# My cockatiel HATES me



## Kiral

I've only had her a few days, but I really feel like she hates me!

At the pet shop she seemed friendly and even jumped up on my finger through the cage (shes handreared so she wasnt afraid at all)

but when I brought her home, while shed happily stand on my fingers, she wouldnt accept food from me  and I thought birds would always do that, all my others did. 

She still wont take food from me, and hissed at me today when I went to take her out and acted so aggressive, stretching out her wings at me and acting threateningly! 

What can I do to make things better? She hates when anyone touches her, strokes her or even tickles her neck. 

I've never had a bird hate that before, and I just dont understand why shes being like this


----------



## tielfan

At the pet shop she was in familiar territory and felt pretty comfortable. Now she's in a strange new place and she's afraid. You need to go slow and give her time to adjust, and not put a lot of pressure on her to do things that she doesn't want to do. She'll be friendlier when she has learned to trust you more but you have to go at her pace - forcing things won't get you there.


----------



## Siobhan

You have to wait for a tiel to ASK for a scritch or they get mad. Remember they're prey animals, and always on alert. If she feels uncomfortable, or hears or sees something she doesn't recognize, she's going to be nervous and not want a scritch because it would distract her from being on the alert. Give her time to get used to you and your house and the sounds and sights and smells. 
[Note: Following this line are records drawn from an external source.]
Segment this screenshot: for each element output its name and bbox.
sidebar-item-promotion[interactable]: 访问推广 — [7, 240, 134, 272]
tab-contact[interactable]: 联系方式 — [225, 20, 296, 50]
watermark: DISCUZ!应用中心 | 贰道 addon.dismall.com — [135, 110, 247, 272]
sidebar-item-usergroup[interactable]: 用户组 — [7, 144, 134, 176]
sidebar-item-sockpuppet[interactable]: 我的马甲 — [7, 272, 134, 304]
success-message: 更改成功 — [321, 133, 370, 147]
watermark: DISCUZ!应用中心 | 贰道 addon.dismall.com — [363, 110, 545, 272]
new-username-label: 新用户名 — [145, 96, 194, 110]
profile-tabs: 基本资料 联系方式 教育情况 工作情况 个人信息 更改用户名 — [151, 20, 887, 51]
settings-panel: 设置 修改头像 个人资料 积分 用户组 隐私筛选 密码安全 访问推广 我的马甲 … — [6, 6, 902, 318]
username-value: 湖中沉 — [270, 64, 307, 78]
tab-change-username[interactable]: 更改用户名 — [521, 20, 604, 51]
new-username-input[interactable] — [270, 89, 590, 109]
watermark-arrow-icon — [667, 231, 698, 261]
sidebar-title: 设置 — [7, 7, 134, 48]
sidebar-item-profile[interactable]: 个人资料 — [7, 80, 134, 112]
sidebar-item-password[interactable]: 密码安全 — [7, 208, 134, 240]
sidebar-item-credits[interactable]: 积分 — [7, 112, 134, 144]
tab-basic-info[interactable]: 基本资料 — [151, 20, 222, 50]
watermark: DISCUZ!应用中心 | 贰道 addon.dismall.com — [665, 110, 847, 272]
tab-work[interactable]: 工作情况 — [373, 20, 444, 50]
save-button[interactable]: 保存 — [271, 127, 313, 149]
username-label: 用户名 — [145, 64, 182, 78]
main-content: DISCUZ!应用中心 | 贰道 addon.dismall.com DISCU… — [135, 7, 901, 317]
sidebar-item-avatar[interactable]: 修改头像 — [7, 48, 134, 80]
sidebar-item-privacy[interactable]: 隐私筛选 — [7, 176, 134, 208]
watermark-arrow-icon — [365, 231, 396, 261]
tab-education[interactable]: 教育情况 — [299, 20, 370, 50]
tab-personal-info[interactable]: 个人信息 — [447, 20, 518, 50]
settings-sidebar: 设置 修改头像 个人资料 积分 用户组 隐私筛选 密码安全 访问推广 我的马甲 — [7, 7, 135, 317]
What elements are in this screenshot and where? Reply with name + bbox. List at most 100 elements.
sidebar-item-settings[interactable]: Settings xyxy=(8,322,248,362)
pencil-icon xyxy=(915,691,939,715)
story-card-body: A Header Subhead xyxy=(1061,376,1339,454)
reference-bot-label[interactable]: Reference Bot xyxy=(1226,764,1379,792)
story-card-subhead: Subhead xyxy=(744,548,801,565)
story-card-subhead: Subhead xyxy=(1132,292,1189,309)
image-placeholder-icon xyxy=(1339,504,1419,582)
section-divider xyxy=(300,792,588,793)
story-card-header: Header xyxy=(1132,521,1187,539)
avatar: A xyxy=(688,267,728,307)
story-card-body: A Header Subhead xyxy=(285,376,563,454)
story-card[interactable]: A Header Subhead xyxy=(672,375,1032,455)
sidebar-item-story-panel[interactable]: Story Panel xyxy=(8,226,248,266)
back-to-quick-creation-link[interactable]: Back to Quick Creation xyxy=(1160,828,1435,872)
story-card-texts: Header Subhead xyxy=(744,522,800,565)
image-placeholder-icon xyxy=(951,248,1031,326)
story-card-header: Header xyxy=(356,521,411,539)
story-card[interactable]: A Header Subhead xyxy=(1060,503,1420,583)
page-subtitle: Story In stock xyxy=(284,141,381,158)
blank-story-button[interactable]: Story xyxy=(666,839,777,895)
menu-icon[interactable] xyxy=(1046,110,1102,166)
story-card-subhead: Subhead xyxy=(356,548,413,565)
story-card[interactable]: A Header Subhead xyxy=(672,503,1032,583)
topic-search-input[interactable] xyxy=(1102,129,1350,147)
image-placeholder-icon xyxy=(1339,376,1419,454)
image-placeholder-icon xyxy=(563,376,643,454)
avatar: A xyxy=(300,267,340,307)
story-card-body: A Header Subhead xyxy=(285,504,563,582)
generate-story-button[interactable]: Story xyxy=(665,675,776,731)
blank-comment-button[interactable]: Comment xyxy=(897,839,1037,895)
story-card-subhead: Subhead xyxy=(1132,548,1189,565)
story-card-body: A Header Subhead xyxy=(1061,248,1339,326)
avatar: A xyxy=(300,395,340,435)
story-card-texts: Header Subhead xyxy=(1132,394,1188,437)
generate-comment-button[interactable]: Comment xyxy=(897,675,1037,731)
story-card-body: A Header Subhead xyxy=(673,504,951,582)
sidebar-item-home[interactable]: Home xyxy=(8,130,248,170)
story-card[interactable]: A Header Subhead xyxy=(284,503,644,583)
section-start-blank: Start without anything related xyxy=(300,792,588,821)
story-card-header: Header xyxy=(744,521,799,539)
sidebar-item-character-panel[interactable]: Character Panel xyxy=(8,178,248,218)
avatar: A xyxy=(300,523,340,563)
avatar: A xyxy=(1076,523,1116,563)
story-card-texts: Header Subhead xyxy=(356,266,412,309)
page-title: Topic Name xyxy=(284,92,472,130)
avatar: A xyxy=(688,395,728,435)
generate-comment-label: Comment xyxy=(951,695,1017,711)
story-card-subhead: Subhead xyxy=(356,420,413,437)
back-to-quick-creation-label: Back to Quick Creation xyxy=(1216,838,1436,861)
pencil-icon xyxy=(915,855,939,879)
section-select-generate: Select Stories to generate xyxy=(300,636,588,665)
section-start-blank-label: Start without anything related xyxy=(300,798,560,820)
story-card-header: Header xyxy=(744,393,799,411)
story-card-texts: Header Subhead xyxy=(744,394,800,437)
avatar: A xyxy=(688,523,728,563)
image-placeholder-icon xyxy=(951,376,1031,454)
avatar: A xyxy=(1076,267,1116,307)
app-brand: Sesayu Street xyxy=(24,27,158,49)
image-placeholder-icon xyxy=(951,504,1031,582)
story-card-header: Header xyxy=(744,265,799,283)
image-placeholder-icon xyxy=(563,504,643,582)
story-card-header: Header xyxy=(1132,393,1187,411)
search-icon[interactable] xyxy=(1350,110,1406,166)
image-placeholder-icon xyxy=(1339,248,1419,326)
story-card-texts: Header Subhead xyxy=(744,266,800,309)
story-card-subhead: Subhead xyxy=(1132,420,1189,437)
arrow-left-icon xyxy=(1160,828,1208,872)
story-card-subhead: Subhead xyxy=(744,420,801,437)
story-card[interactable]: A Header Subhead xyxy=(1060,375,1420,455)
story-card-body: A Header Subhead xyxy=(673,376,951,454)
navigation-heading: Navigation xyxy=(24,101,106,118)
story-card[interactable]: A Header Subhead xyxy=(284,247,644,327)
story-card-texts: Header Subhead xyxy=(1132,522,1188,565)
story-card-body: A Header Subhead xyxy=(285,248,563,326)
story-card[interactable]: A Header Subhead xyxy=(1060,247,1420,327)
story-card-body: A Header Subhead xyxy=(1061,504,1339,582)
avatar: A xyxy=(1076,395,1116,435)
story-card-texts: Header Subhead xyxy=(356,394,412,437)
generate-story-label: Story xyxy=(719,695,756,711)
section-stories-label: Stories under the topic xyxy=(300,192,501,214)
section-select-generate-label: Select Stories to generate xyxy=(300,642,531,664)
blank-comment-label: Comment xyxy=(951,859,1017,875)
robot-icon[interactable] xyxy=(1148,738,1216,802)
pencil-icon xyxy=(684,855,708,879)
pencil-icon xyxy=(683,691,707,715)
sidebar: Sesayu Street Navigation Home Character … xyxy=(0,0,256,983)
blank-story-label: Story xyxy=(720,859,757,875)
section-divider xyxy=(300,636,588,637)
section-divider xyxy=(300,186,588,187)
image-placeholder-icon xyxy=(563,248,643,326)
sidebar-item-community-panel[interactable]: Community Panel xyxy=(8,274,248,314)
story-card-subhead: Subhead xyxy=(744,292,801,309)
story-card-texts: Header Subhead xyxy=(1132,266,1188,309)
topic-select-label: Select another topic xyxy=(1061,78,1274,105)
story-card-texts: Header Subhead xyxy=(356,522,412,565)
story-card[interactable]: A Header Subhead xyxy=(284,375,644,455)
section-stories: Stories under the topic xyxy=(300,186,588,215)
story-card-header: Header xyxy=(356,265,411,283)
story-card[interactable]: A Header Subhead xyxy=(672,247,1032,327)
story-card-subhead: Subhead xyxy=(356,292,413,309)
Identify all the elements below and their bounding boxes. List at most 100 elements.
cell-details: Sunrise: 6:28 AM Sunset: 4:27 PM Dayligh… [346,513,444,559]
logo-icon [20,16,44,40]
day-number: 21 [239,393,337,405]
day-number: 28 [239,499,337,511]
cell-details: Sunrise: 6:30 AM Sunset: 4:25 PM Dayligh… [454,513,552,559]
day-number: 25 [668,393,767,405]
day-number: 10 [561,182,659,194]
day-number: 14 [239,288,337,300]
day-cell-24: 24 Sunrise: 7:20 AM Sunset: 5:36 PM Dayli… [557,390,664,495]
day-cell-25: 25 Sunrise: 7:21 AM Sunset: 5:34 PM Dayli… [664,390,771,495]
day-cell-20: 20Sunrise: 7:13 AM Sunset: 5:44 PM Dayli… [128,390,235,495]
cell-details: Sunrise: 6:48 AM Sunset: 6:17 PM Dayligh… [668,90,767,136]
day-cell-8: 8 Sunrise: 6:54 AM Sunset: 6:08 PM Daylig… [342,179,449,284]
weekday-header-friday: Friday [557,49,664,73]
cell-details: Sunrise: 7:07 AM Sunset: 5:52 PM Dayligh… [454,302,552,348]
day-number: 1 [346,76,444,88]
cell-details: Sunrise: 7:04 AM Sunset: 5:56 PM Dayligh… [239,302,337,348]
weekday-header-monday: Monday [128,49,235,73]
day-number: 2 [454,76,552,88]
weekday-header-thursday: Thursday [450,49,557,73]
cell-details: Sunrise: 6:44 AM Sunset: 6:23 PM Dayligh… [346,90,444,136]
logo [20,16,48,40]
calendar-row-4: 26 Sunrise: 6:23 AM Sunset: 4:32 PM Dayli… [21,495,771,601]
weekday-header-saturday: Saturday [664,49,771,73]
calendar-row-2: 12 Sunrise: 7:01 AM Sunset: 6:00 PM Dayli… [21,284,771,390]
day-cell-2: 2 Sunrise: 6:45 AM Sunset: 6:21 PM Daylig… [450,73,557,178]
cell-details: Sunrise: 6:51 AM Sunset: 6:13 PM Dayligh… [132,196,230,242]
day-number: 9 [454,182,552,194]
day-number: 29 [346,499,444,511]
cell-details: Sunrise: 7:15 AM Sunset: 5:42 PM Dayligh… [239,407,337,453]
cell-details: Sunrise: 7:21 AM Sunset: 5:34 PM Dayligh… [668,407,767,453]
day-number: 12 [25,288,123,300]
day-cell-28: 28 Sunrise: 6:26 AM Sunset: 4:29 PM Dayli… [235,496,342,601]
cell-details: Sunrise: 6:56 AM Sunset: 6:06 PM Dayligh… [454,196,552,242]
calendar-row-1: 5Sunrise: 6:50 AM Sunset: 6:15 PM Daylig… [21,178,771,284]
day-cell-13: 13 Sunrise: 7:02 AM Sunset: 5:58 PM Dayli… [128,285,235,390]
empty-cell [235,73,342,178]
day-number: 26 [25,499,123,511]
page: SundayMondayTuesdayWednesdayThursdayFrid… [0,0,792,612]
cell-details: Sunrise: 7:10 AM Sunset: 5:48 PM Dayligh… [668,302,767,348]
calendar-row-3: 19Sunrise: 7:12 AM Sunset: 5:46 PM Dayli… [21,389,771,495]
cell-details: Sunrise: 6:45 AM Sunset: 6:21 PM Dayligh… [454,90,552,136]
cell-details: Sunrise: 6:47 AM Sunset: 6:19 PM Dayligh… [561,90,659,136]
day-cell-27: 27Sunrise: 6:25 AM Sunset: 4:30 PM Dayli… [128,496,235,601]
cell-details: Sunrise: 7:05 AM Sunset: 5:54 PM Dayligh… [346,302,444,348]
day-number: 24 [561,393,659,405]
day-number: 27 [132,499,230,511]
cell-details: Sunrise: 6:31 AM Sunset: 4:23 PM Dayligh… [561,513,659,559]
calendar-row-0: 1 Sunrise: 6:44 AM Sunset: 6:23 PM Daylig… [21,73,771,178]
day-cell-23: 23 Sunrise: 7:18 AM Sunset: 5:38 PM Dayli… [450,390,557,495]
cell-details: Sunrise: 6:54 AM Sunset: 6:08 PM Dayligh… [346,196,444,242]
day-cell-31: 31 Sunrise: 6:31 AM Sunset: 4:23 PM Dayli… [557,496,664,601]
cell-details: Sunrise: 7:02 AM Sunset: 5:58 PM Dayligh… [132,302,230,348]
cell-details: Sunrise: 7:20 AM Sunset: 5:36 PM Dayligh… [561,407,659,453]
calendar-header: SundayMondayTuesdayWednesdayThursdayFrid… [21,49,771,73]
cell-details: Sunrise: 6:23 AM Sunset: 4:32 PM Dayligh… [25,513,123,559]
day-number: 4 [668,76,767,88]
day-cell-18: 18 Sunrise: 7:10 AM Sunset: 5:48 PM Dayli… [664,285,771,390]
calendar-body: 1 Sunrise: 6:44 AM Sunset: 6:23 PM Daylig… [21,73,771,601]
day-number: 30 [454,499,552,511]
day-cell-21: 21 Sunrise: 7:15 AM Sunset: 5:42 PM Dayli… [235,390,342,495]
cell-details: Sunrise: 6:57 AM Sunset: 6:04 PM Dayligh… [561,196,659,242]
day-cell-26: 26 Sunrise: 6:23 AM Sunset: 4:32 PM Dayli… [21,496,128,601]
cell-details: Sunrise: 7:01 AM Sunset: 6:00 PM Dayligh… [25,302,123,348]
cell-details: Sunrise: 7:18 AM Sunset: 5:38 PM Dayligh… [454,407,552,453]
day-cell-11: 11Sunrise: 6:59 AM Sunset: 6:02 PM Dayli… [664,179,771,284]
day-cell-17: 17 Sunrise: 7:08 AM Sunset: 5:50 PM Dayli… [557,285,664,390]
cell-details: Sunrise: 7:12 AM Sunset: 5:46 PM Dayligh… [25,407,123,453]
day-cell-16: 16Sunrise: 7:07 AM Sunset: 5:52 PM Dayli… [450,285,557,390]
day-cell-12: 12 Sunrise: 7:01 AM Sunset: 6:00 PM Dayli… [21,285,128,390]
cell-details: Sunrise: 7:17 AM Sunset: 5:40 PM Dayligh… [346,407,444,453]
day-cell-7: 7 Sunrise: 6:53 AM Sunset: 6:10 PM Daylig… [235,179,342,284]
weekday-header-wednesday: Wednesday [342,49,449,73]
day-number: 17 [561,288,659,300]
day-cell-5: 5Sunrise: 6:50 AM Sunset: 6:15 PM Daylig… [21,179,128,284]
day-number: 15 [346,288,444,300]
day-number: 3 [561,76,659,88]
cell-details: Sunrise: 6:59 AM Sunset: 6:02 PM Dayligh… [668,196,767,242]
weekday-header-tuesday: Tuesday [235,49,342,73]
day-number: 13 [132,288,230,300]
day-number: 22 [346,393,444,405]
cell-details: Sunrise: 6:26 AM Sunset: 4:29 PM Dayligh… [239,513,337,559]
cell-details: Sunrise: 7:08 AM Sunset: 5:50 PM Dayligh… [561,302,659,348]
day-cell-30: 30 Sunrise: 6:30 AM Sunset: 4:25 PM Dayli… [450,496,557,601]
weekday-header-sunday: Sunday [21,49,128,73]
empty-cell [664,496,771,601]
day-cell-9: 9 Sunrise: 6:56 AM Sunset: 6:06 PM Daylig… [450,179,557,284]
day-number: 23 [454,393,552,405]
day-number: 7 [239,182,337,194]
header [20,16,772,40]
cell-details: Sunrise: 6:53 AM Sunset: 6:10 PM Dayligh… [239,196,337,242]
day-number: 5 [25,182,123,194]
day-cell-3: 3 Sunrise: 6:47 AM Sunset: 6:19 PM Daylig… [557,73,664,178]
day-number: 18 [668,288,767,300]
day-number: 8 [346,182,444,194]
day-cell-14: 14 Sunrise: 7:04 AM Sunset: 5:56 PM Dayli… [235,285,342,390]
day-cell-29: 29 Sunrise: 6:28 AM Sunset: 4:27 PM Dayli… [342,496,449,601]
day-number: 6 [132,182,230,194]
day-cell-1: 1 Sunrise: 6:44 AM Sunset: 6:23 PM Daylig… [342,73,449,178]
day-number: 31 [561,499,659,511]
Most tiels don't like to be stroked. Freddie will let me kiss his back sometimes, but he does NOT like to be petted there. I can only scritch and then only when he asks. When they want a scritch, they drop their head down and then you should rub the back of her head and neck. When she wants you to stop, she'll raise her head back up and maybe peck you. Eventually, you'll learn when to stop before she has to peck you. LOL

As for the food, she may not know what you're offering is food. Freddie will only take something from me that he recognizes and it takes a while for him to do that. He has to look it over and think about it first and sometimes he has to whistle at it for a few minutes, too. 

If you tried to take her out when she was busy or if she didn't see you coming, that's why she hissed. If you were looming over her, it probably frightened her. Try squatting so you're on eye level with her and speak to her softly and see if she won't come closer and change her mind. 

She doesn't hate you. She's just nervous and scared and trying to figure out why her whole world has changed.


----------



## tielmom

I agree whole heartedly with tiel fan and siobhan...let your tiel adjust to it's new home and the routine if your household. I felt the same way about the two birds I rescued...one was on deaths door and felt he should be extremely thankful for all I have done for him...he hardly ever lets me hold him and if he does, it is only for a minute or two and then he either bites me or flies back to his cage...but let me tell you, there is hope... Today he let my daughter and then myself scritch his neck and head and I wanted to cry...he kept putting his head down and let us for a good 20 minutes off and on hold him and scritch him...your tiel will come around...just continue to be very loving and sit next to him and just talk and sing and one day SOON your tiel will be begging for you to play with him. Good luck


----------



## miken77

Another thing worth a try- I assume your home is quiet compared to the pet shop? When they go from a consistently noisy environment to a quiet one, they are constantly on alert as if there's a predator around. Try leaving a radio or tv on within earshot of the bird. It may help her get settled a bit.


----------



## Cassie

Tielmom, how long did it take for that to happen? I've had one of my new ones for approximately 2 months and he still doesn't seem to want anything to do with me. If I'm using the computer he'll sit on my shoulder but I'm never allowed to touch him. I'm wondering if he just needs more time.


----------



## birdluv

With my tiel Jubejube. l have had her for one year now and just recently a few weeks ago. She allows me to give her scritches but before she would never let me touch her except to go on my sholders.


----------



## Kiral

wow guys, thanks so much! Ive noticed shes better already

everything your saying makes total sense now, but I couldnt understand why she was so hot and cold before reading this! Thanks to everyone who posted!

x x x


----------



## tielmom

Hi...we have had him 5 weeks...he is hot and cold too. Sometimes you put your arm up to him and he jumps right on and then other times he will lunge at you. Sometimes I will be whistling and singing and he starts chirping and then whistling and other times he is quiet and seems to totally ignore me. There are times he is sweet, like he sometimes puts the top of his head against my cheek and turns it so sweetly to look at me and does it for 5 minutes and then my heart just melts and then two seconds later he bites at me
I agree that whistling while around her will work, it just takes time. She will eventually see you as a flock friend and then it all changes. One of my tiels is a girl and I have had her for 1 1/2 years...she is the sweetest, most loving bird I have ever owned, but she dud not come to me that way...it took a few months of clicker training. Now I can call to her and she chirps back to me and if I am in her vision she will fly to me don't give up...she WILL come around...if she is the one in your profie...she is beautiful.


----------